For a quick notation summary:
- $\epsilon_M$ is machine epsilon that provides an upper bound on relative approximation error.
- $\mathop{\text{fl}}(x)$ is the floating point approximation of $x$. For any $x$, there is some $\epsilon$ such that $\mathop{\text{fl}}(x) = x (1 + \epsilon)$ where ${\lvert \epsilon \rvert} < \epsilon_M$
- $\oplus$ is the floating point approximation of mathematical addition.

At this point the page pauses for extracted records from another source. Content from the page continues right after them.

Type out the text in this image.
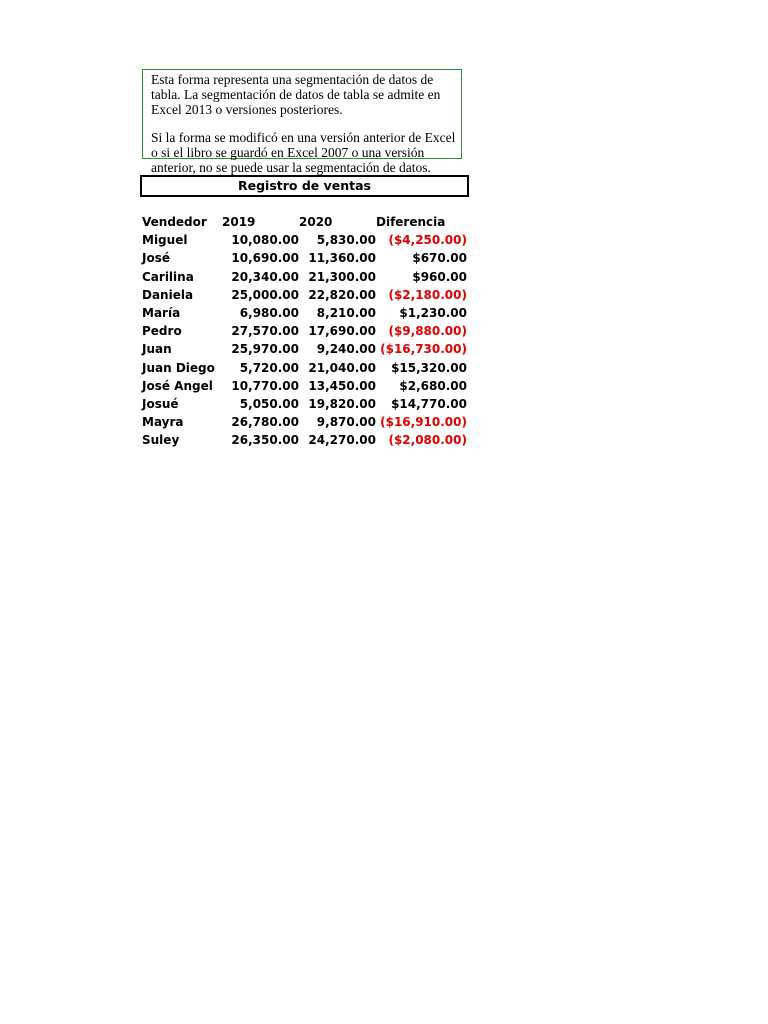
Esta forma representa una segmentación de datos de tabla. La segmentación de datos de tabla se admite en Excel 2013 o versiones posteriores.

Si la forma se modificó en una versión anterior de Excel o si el libro se guardó en Excel 2007 o una versión anterior, no se puede usar la segmentación de datos.

Registro de ventas
Vendedor	2019	2020	Diferencia
Miguel	10,080.00	5,830.00	($4,250.00)
José	10,690.00	11,360.00	$670.00
Carilina	20,340.00	21,300.00	$960.00
Daniela	25,000.00	22,820.00	($2,180.00)
María	6,980.00	8,210.00	$1,230.00
Pedro	27,570.00	17,690.00	($9,880.00)
Juan	25,970.00	9,240.00	($16,730.00)
Juan Diego	5,720.00	21,040.00	$15,320.00
José Angel	10,770.00	13,450.00	$2,680.00
Josué	5,050.00	19,820.00	$14,770.00
Mayra	26,780.00	9,870.00	($16,910.00)
Suley	26,350.00	24,270.00	($2,080.00)
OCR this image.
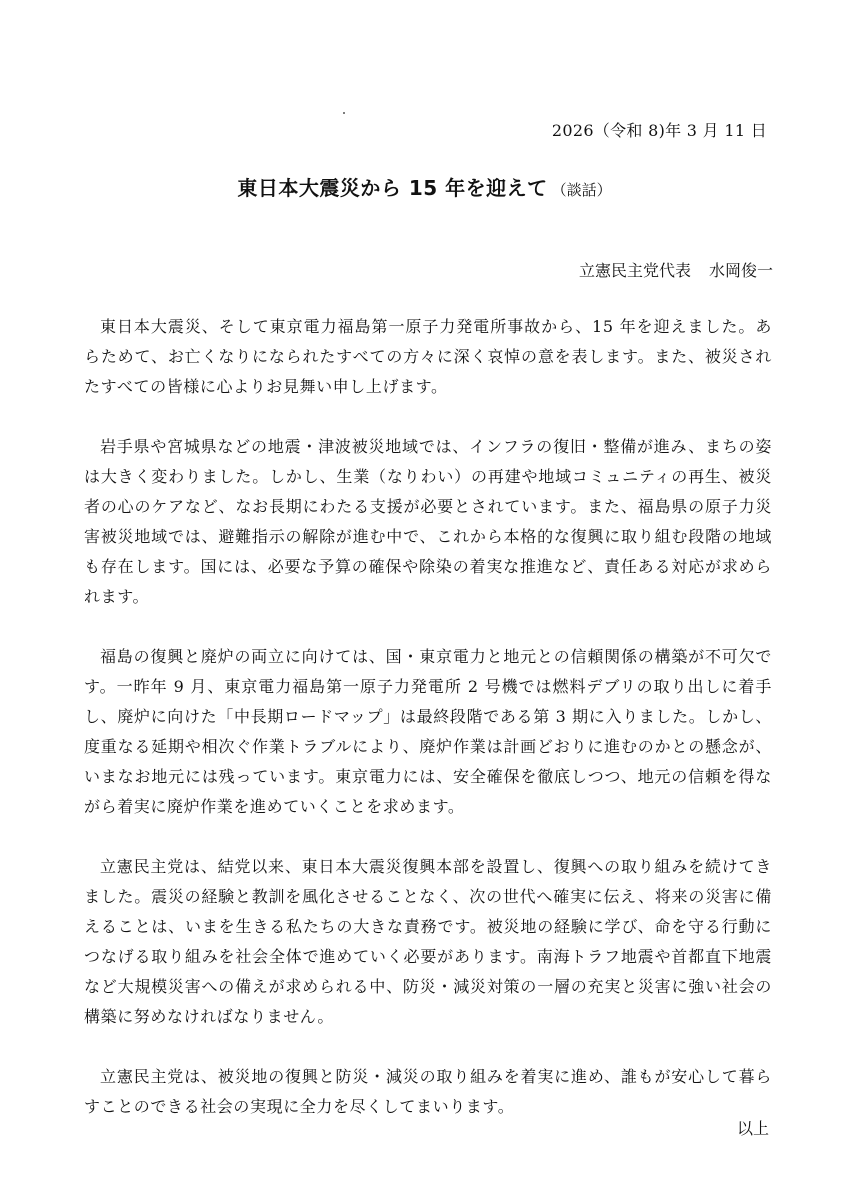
2026（令和 8)年 3 月 11 日
東日本大震災から 15 年を迎えて （談話）
立憲民主党代表 水岡俊一

東日本大震災、そして東京電力福島第一原子力発電所事故から、15 年を迎えました。あらためて、お亡くなりになられたすべての方々に深く哀悼の意を表します。また、被災されたすべての皆様に心よりお見舞い申し上げます。

岩手県や宮城県などの地震・津波被災地域では、インフラの復旧・整備が進み、まちの姿は大きく変わりました。しかし、生業（なりわい）の再建や地域コミュニティの再生、被災者の心のケアなど、なお長期にわたる支援が必要とされています。また、福島県の原子力災害被災地域では、避難指示の解除が進む中で、これから本格的な復興に取り組む段階の地域も存在します。国には、必要な予算の確保や除染の着実な推進など、責任ある対応が求められます。

福島の復興と廃炉の両立に向けては、国・東京電力と地元との信頼関係の構築が不可欠です。一昨年 9 月、東京電力福島第一原子力発電所 2 号機では燃料デブリの取り出しに着手し、廃炉に向けた「中長期ロードマップ」は最終段階である第 3 期に入りました。しかし、度重なる延期や相次ぐ作業トラブルにより、廃炉作業は計画どおりに進むのかとの懸念が、いまなお地元には残っています。東京電力には、安全確保を徹底しつつ、地元の信頼を得ながら着実に廃炉作業を進めていくことを求めます。

立憲民主党は、結党以来、東日本大震災復興本部を設置し、復興への取り組みを続けてきました。震災の経験と教訓を風化させることなく、次の世代へ確実に伝え、将来の災害に備えることは、いまを生きる私たちの大きな責務です。被災地の経験に学び、命を守る行動につなげる取り組みを社会全体で進めていく必要があります。南海トラフ地震や首都直下地震など大規模災害への備えが求められる中、防災・減災対策の一層の充実と災害に強い社会の構築に努めなければなりません。

立憲民主党は、被災地の復興と防災・減災の取り組みを着実に進め、誰もが安心して暮らすことのできる社会の実現に全力を尽くしてまいります。

以上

For any floating point $x,y$ there exists some $\epsilon$ such that $x \oplus y = (x+y)(1 + \epsilon)$ where ${\lvert \epsilon \rvert} < \epsilon_M$
- $\widetilde{f(x)}$ is the algorithmic approximation to $f(x)$
For backward stability we need to show that:
\begin{gather*} \forall \vec{x}, \exists \vec{y}: \widetilde{f(\vec{x})} = f(\vec{y}) \; \text{and} \; \frac{ {\lVert \vec{x} - \vec{y} \rVert} }{ {\lVert \vec{x} \rVert} } = O(\epsilon_M) \\ \end{gather*}
\begin{align*} \widetilde{f(x)} &= \mathop{\text{fl}}(x) \oplus 1 % = (\mathop{\text{fl}}(x) + 1)(1 + \epsilon_2) = (x(1 + \epsilon_1) + 1)(1 + \epsilon_2), \quad {\lvert \epsilon_1 \rvert} < \epsilon_M, {\lvert \epsilon_2 \rvert} < \epsilon_M \\ &= (x(1 + \epsilon_3) + 1) = y + 1 = f(y), \quad \epsilon_3 = O(\epsilon_M) \\ \end{align*}
To show that there exists some $\epsilon_3 = O(\epsilon_M)$ such that $y = x(1 + \epsilon_3)$:
\begin{align*} (x(1 + \epsilon_1) + 1)(1 + \epsilon_2) &= (x(1 + \epsilon_3) + 1) \\ x + x \epsilon_1 + 1 + x \epsilon_2 + x \epsilon_1 \epsilon_2 + \epsilon_2 &= x + x \epsilon_3 + 1 \\ x \epsilon_1 + x \epsilon_2 + x \epsilon_1 \epsilon_2 + \epsilon_2 &= x \epsilon_3 \\ \epsilon_3 &= \epsilon_1 + \epsilon_2 + \epsilon_1 \epsilon_2 + \epsilon_2/x \\ \end{align*}
$\epsilon_1,\epsilon_2$ are both $O(\epsilon_M)$. $\epsilon_1 \epsilon_2$ is $O(\epsilon_M^2)$ and can be discarded. However, $\epsilon_2/x$ is unbounded. so we can't find an $\epsilon_3$ of $O(\epsilon_M)$ satisfying $y = x(1 + \epsilon_3)$. Is this correct?